Case contributed by Dr Abiola Ayodele


History of bilateral visual loss 3 years ago, she regained her sight after treatment with steroids. Progressive lower limb weakness of 3 years duration.

Patient Data

Age: 40 years
Gender: Female

MRI shows T2/FLAIR ovoid hyperintensities distributed along the medullary veins, perpendicular to the body of the lateral ventricles and callososeptal interface- the so-called Dawson fingers. They display low signals on T1 weighted images; black holes. No appreciable enhancement is seen post gadolinium administration. Similar lesions are noted in the brainstem.

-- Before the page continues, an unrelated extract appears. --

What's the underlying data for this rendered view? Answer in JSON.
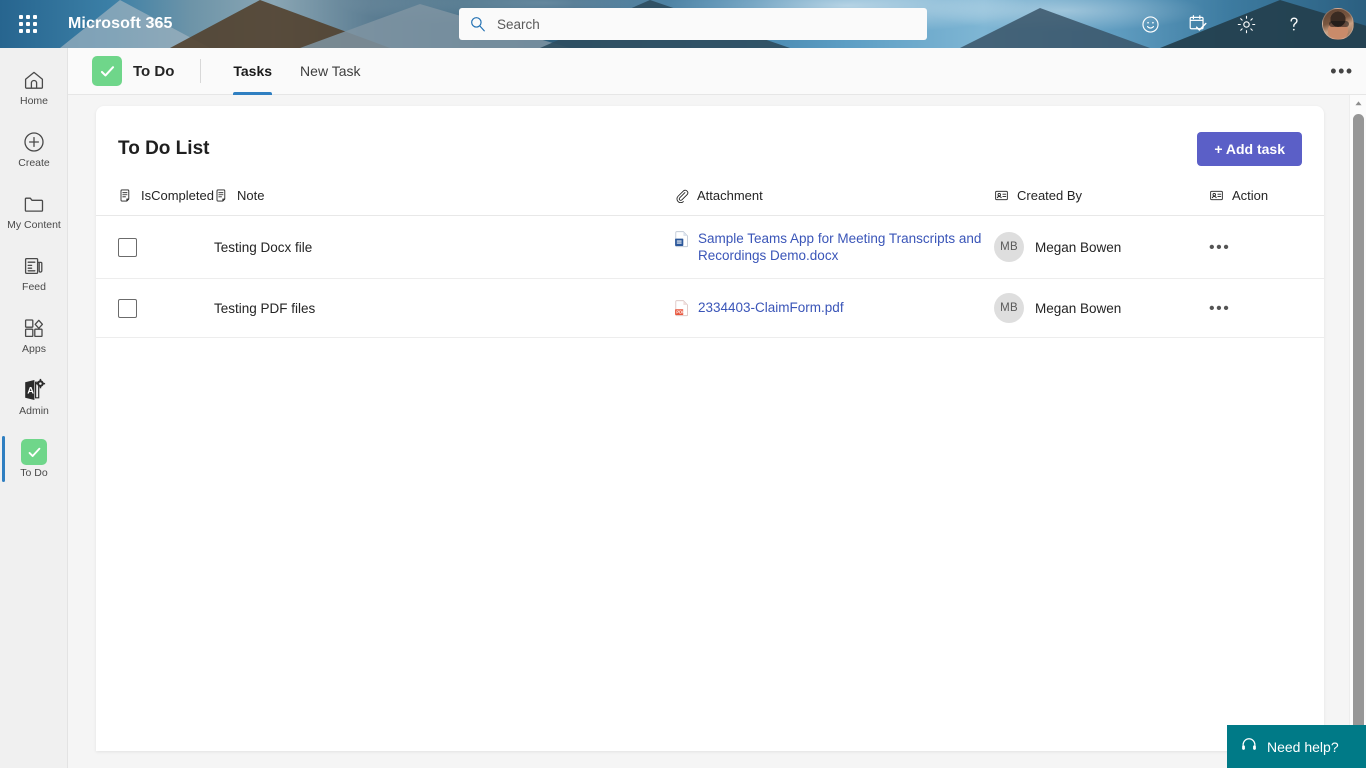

Multiple demyelinating plaques in the spinal cord are most prominent on T2 and STIR sequences.

Case Discussion

Multiple sclerosis is a relatively common acquired chronic relapsing demyelinating disease involving the central nervous system, and is the second most common cause of neurological impairment in young adults, after trauma. Characteristically, and by definition, there is dissemination in space (i.e. multiple lesions in different regions of the brain; periventricular, juxtacortical, brainstem, and spinal cord ) and also in time (i.e. lesions occur at different times). The presentation is usually between adolescence and the sixth decade, with a peak at approximately 35 years of age. There is a strong female predilection with a F: M ratio of approximately 2:1. 

The above MRI findings demonstrate the characteristic black holes on T1 and Dawson fingers on T2/FLAIR sequences. The patient subsequently had CSF analysis which showed oligoclonal bands.